Another good thing to notice is that the code is direct. The data structure and control flow match the problem shape closely, which is what you want in DSA code: fewer moving parts, cleaner invariants, and a faster path to debugging.

Dry Run

Dry-run Combinations as a decision tree. At each recursion level, note the current partial answer, the next available choices, and what gets removed again during backtracking. That reveals why the recursion does not leak state across siblings.

If you can explain the dry run without hand-waving, the code usually stops feeling memorized and starts feeling mechanical. That is the point where interview pressure drops and implementation speed improves.

Edge Cases To Test

• empty partial answer at the root
• duplicate choices that need pruning
• base case reached with no more valid extensions

These edge cases are worth testing before you trust the solution. Many DSA bugs do not come from the main idea; they come from assuming the input shape is always convenient.

Performance Notes

The implementation leans on recursion or subtree decomposition.

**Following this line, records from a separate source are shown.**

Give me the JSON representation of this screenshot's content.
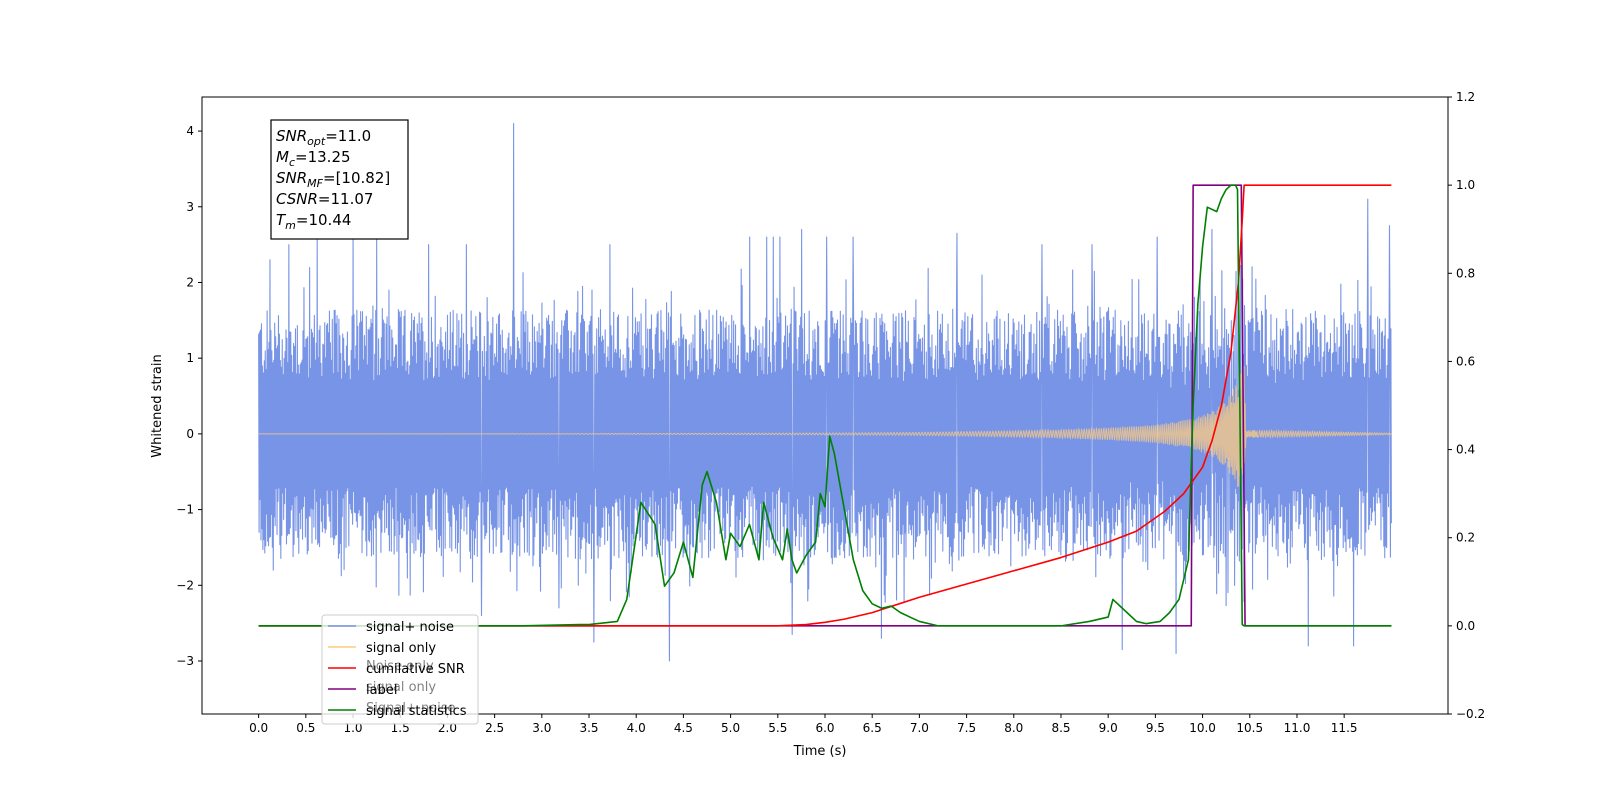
{
  "chart_data": {
    "type": "line",
    "xlabel": "Time (s)",
    "ylabel": "Whitened strain",
    "xlim": [
      -0.6,
      12.6
    ],
    "ylim": [
      -3.7,
      4.45
    ],
    "y2lim": [
      -0.2,
      1.2
    ],
    "x_ticks": [
      "0.0",
      "0.5",
      "1.0",
      "1.5",
      "2.0",
      "2.5",
      "3.0",
      "3.5",
      "4.0",
      "4.5",
      "5.0",
      "5.5",
      "6.0",
      "6.5",
      "7.0",
      "7.5",
      "8.0",
      "8.5",
      "9.0",
      "9.5",
      "10.0",
      "10.5",
      "11.0",
      "11.5"
    ],
    "y_ticks": [
      "4",
      "3",
      "2",
      "1",
      "0",
      "−1",
      "−2",
      "−3"
    ],
    "y2_ticks": [
      "1.2",
      "1.0",
      "0.8",
      "0.6",
      "0.4",
      "0.2",
      "0.0",
      "−0.2"
    ],
    "annotation": {
      "lines": [
        {
          "label": "SNR",
          "sub": "opt",
          "value": "=11.0"
        },
        {
          "label": "M",
          "sub": "c",
          "value": "=13.25"
        },
        {
          "label": "SNR",
          "sub": "MF",
          "value": "=[10.82]"
        },
        {
          "label": "CSNR",
          "sub": "",
          "value": "=11.07"
        },
        {
          "label": "T",
          "sub": "m",
          "value": "=10.44"
        }
      ]
    },
    "legend": {
      "position": "lower-left",
      "entries": [
        {
          "label": "signal+ noise",
          "color": "#7894e6"
        },
        {
          "label": "signal only",
          "color": "#ffcc80"
        },
        {
          "label": "cumilative SNR",
          "color": "#ff0000"
        },
        {
          "label": "label",
          "color": "#800080"
        },
        {
          "label": "signal statistics",
          "color": "#008000"
        }
      ],
      "hidden_text": [
        "Noise only",
        "signal only",
        "Signal+ noise"
      ]
    },
    "series": [
      {
        "name": "signal+ noise",
        "axis": "left",
        "color": "#7894e6",
        "x_range": [
          0.0,
          12.0
        ],
        "envelope_typical": 1.7,
        "peaks": [
          [
            0.12,
            2.3
          ],
          [
            0.32,
            2.5
          ],
          [
            0.62,
            2.6
          ],
          [
            1.0,
            2.6
          ],
          [
            1.25,
            2.6
          ],
          [
            1.8,
            2.5
          ],
          [
            2.2,
            2.5
          ],
          [
            2.36,
            -2.4
          ],
          [
            2.7,
            4.1
          ],
          [
            3.18,
            -2.3
          ],
          [
            3.55,
            -2.75
          ],
          [
            3.72,
            2.5
          ],
          [
            4.35,
            -3.0
          ],
          [
            5.2,
            2.6
          ],
          [
            5.38,
            2.6
          ],
          [
            5.45,
            2.6
          ],
          [
            5.52,
            2.6
          ],
          [
            5.65,
            -2.65
          ],
          [
            5.75,
            2.7
          ],
          [
            6.02,
            2.6
          ],
          [
            6.3,
            2.6
          ],
          [
            6.6,
            -2.7
          ],
          [
            7.4,
            2.65
          ],
          [
            8.3,
            2.5
          ],
          [
            8.83,
            2.5
          ],
          [
            9.15,
            -2.85
          ],
          [
            9.52,
            2.6
          ],
          [
            9.72,
            -2.9
          ],
          [
            10.1,
            2.7
          ],
          [
            11.12,
            -2.8
          ],
          [
            11.6,
            -2.8
          ],
          [
            11.75,
            3.1
          ],
          [
            11.98,
            2.75
          ]
        ]
      },
      {
        "name": "signal only",
        "axis": "left",
        "color": "#ffcc80",
        "note": "chirp amplitude growing toward merger",
        "amplitude": [
          [
            0.0,
            0.0
          ],
          [
            2.0,
            0.002
          ],
          [
            4.0,
            0.005
          ],
          [
            6.0,
            0.012
          ],
          [
            7.0,
            0.02
          ],
          [
            8.0,
            0.04
          ],
          [
            8.5,
            0.055
          ],
          [
            9.0,
            0.08
          ],
          [
            9.5,
            0.12
          ],
          [
            9.9,
            0.2
          ],
          [
            10.1,
            0.3
          ],
          [
            10.25,
            0.45
          ],
          [
            10.35,
            0.65
          ],
          [
            10.44,
            0.9
          ],
          [
            10.46,
            0.05
          ],
          [
            12.0,
            0.01
          ]
        ]
      },
      {
        "name": "cumilative SNR",
        "axis": "right",
        "color": "#ff0000",
        "x": [
          0.0,
          5.5,
          5.8,
          6.0,
          6.2,
          6.5,
          7.0,
          7.5,
          8.0,
          8.5,
          9.0,
          9.3,
          9.6,
          9.8,
          10.0,
          10.1,
          10.2,
          10.3,
          10.38,
          10.42,
          10.44,
          10.5,
          12.0
        ],
        "y": [
          0.0,
          0.0,
          0.003,
          0.008,
          0.015,
          0.03,
          0.065,
          0.095,
          0.125,
          0.155,
          0.19,
          0.215,
          0.26,
          0.3,
          0.36,
          0.42,
          0.5,
          0.62,
          0.78,
          0.92,
          1.0,
          1.0,
          1.0
        ]
      },
      {
        "name": "label",
        "axis": "right",
        "color": "#800080",
        "x": [
          0.0,
          9.88,
          9.9,
          10.41,
          10.45,
          12.0
        ],
        "y": [
          0.0,
          0.0,
          1.0,
          1.0,
          0.0,
          0.0
        ]
      },
      {
        "name": "signal statistics",
        "axis": "right",
        "color": "#008000",
        "x": [
          0.0,
          2.8,
          3.4,
          3.5,
          3.8,
          3.9,
          4.05,
          4.2,
          4.3,
          4.4,
          4.5,
          4.6,
          4.7,
          4.75,
          4.85,
          4.95,
          5.0,
          5.1,
          5.2,
          5.3,
          5.35,
          5.45,
          5.55,
          5.6,
          5.65,
          5.7,
          5.8,
          5.9,
          5.95,
          6.0,
          6.05,
          6.1,
          6.2,
          6.3,
          6.4,
          6.5,
          6.6,
          6.7,
          6.8,
          6.9,
          7.0,
          7.2,
          8.5,
          8.8,
          9.0,
          9.05,
          9.2,
          9.3,
          9.4,
          9.55,
          9.65,
          9.75,
          9.85,
          9.9,
          9.95,
          10.0,
          10.05,
          10.15,
          10.2,
          10.25,
          10.3,
          10.35,
          10.37,
          10.42,
          10.44,
          10.5,
          12.0
        ],
        "y": [
          0.0,
          0.0,
          0.003,
          0.003,
          0.01,
          0.06,
          0.28,
          0.23,
          0.09,
          0.12,
          0.19,
          0.11,
          0.32,
          0.35,
          0.28,
          0.15,
          0.21,
          0.18,
          0.23,
          0.15,
          0.28,
          0.2,
          0.15,
          0.22,
          0.15,
          0.12,
          0.16,
          0.19,
          0.3,
          0.27,
          0.43,
          0.39,
          0.27,
          0.15,
          0.08,
          0.05,
          0.04,
          0.045,
          0.03,
          0.02,
          0.01,
          0.0,
          0.0,
          0.01,
          0.02,
          0.06,
          0.03,
          0.01,
          0.005,
          0.01,
          0.03,
          0.06,
          0.15,
          0.5,
          0.73,
          0.86,
          0.95,
          0.94,
          0.97,
          0.99,
          1.0,
          1.0,
          0.99,
          0.003,
          0.0,
          0.0,
          0.0
        ]
      }
    ]
  }
}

When you review or optimize it, focus first on how many full passes it makes over the input and what extra state it keeps alive, because those two choices dominate both speed and memory use more than small syntax tweaks do.

Debug Steps

Debug steps:

• log the recursion depth and current partial answer
• confirm state is undone immediately after each recursive branch
• watch for duplicate branches that should be pruned
• verify the base case adds a copy, not a mutable reference

Key Takeaways

• Combinations becomes easier once the central invariant is stated in plain language.
• This solution is useful because the control flow stays close to the data structure or recursion contract it depends on.
• If the implementation fails, debug the state transition first, not the syntax.